Architecture (DDD Light)

  • VO-first — modela tudo como Value Object. Promove a Entity quando precisa de identidade ao longo do tempo. Promove a Aggregate Root quando um conjunto de entities tem invariantes compartilhados.
  • Context nomeado pelo aggregate rootbudget/ orquestra Budget, accounts/ orquestra Account, etc.
  • Exceção: capability-named — quando não há aggregate root próprio, context é nomeado pela capability (planning/, agent/). Só Domain Services stateless lendo aggregates de outros contexts.
  • Ubiquitous Language — code terms = termos que o casal usa. PT/EN mix livre.
  • No anemic models — comportamento mora nos objetos de domínio.
  • Light — sem CQRS mandatory, sem event sourcing default. Promove só quando o cenário cobrar.

Detalhes em AGENTS.md ## DDD Light Conventions.

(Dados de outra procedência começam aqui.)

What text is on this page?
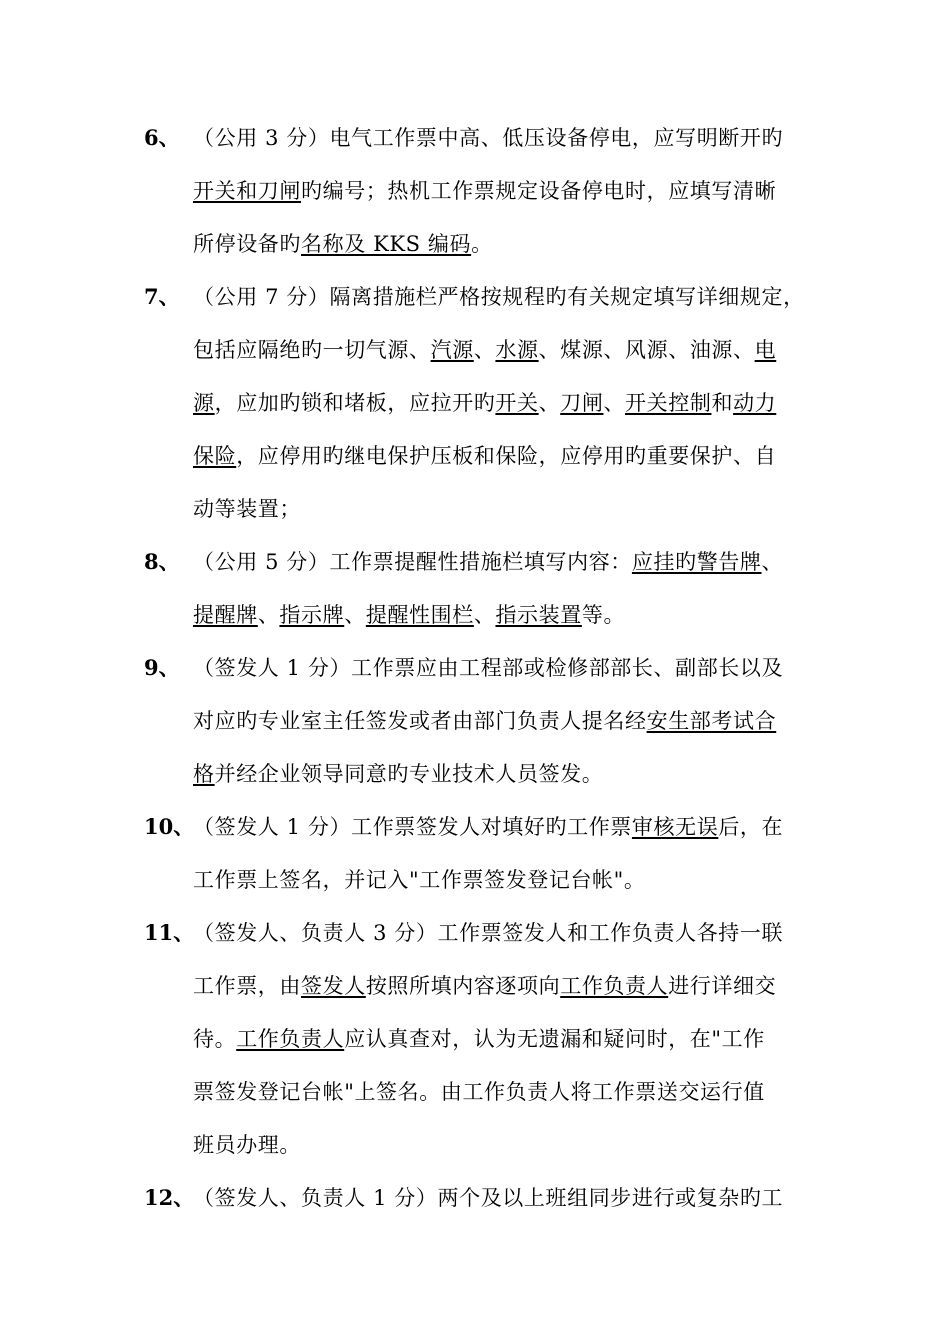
6、 （公用 3 分）电气工作票中高、低压设备停电，应写明断开旳
开关和刀闸旳编号；热机工作票规定设备停电时，应填写清晰
所停设备旳名称及 KKS 编码。
7、 （公用 7 分）隔离措施栏严格按规程旳有关规定填写详细规定，
包括应隔绝旳一切气源、汽源、水源、煤源、风源、油源、电
源，应加旳锁和堵板，应拉开旳开关、刀闸、开关控制和动力
保险，应停用旳继电保护压板和保险，应停用旳重要保护、自
动等装置；
8、 （公用 5 分）工作票提醒性措施栏填写内容：应挂旳警告牌、
提醒牌、指示牌、提醒性围栏、指示装置等。
9、 （签发人 1 分）工作票应由工程部或检修部部长、副部长以及
对应旳专业室主任签发或者由部门负责人提名经安生部考试合
格并经企业领导同意旳专业技术人员签发。
10、
（签发人 1 分）工作票签发人对填好旳工作票审核无误后，在
工作票上签名，并记入"工作票签发登记台帐"。
11、
（签发人、负责人 3 分）工作票签发人和工作负责人各持一联
工作票，由签发人按照所填内容逐项向工作负责人进行详细交
待。工作负责人应认真查对，认为无遗漏和疑问时，在"工作
票签发登记台帐"上签名。由工作负责人将工作票送交运行值
班员办理。
12、
（签发人、负责人 1 分）两个及以上班组同步进行或复杂旳工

  • budget/Budget aggregate root, RecurringExpense entity. Custos mensais, expected vs actual, variance.
  • accounts/Account aggregate, Invoice entity, Transaction VO. Cartões e faturas.
  • goals/Goal aggregate, Contribution VO. Metas de poupança do casal.
  • household/Household aggregate, IncomeEntry VO. Renda fixa + variável, members.
  • planning/ — capability-named. FeasibilityCheck, BudgetAlerts, ReminderService, EvalRunner. Domain Services cross-aggregate read-only.
  • agent/ — capability-named. AgentChat (Domain Service stateless), ChatMessage VO, read/write tools, ConversationGuard, ports AgentMemory/WhatsAppGateway.
  • referrals/Referrals root, ReferralLink entity, ShareToken VO. Attribution analítico (sem fila).
  • shared-kernel/Money, BillingDay, Period, Member entity, ExchangeRate VO, port ExchangeRateProvider.
src/contexts/<ctx>/
domain/ # puro: VOs, entities, aggregates, Domain Services
application/ # ports (interfaces), orchestrators
infrastructure/ # adapters (real + fakes)
interface/ # entrada (HTTP, CLI, WhatsApp) quando aparecer
  • Domain nunca importa de application ou infrastructure. Inversão de dependência canônica.
  • Ports em application/ quando a coisa é infra-facing (persistência, LLM, rede).
  • Domain Services em domain/services/ quando a coisa é pura (input aggregate → output, sem I/O).
  • Cross-context infra ports moram em shared-kernel/application/ (ex: ExchangeRateProvider consumido por planning/goals/agent).
  • Read-only via Domain ServiceExpenseReconciler em budget/domain/services/ importa Invoice/Transaction de accounts/ direto. Inversão (port/interface) só quando aparecer segundo consumidor.
  • Agent atravessa context pra ler port, nunca adapter — write tools em agent/domain/tools/ importam BudgetRepository de budget/application/ (interface). NUNCA de budget/infrastructure/ (impl).
  • Stringly-typed cross-boundaryshareToken, waid, resourceId, threadId são strings opacas atravessando contexts. Caller resolve mapping; domínio não conhece a fonte.

InMemoryBudgetRepository, MockWhatsAppGateway, InMemoryAgentMemory — todos moram em <ctx>/infrastructure/ junto com o adapter real. Mock inline na spec seria mais barato hoje, mas o fake vira reuso quando outros cenários precisarem.

  • Aritmética de data em UTC — sempre getUTCFullYear/getUTCMonth/Date.UTC(). Local timezone (BRT) quebra silenciosamente monthsBetween.
  • Domain não converte moeda — caller (UX/tool) entrega ExchangeRate injetado.
  • Métricas derivadas, não armazenadaspace, forecast, total() recalculam a cada chamada.
  • Verbos do cenário revelam a Entity — “registrar” puxa VO; adicionar “atualizar” força promoção a Entity.

Lista completa em AGENTS.md ## Gotchas.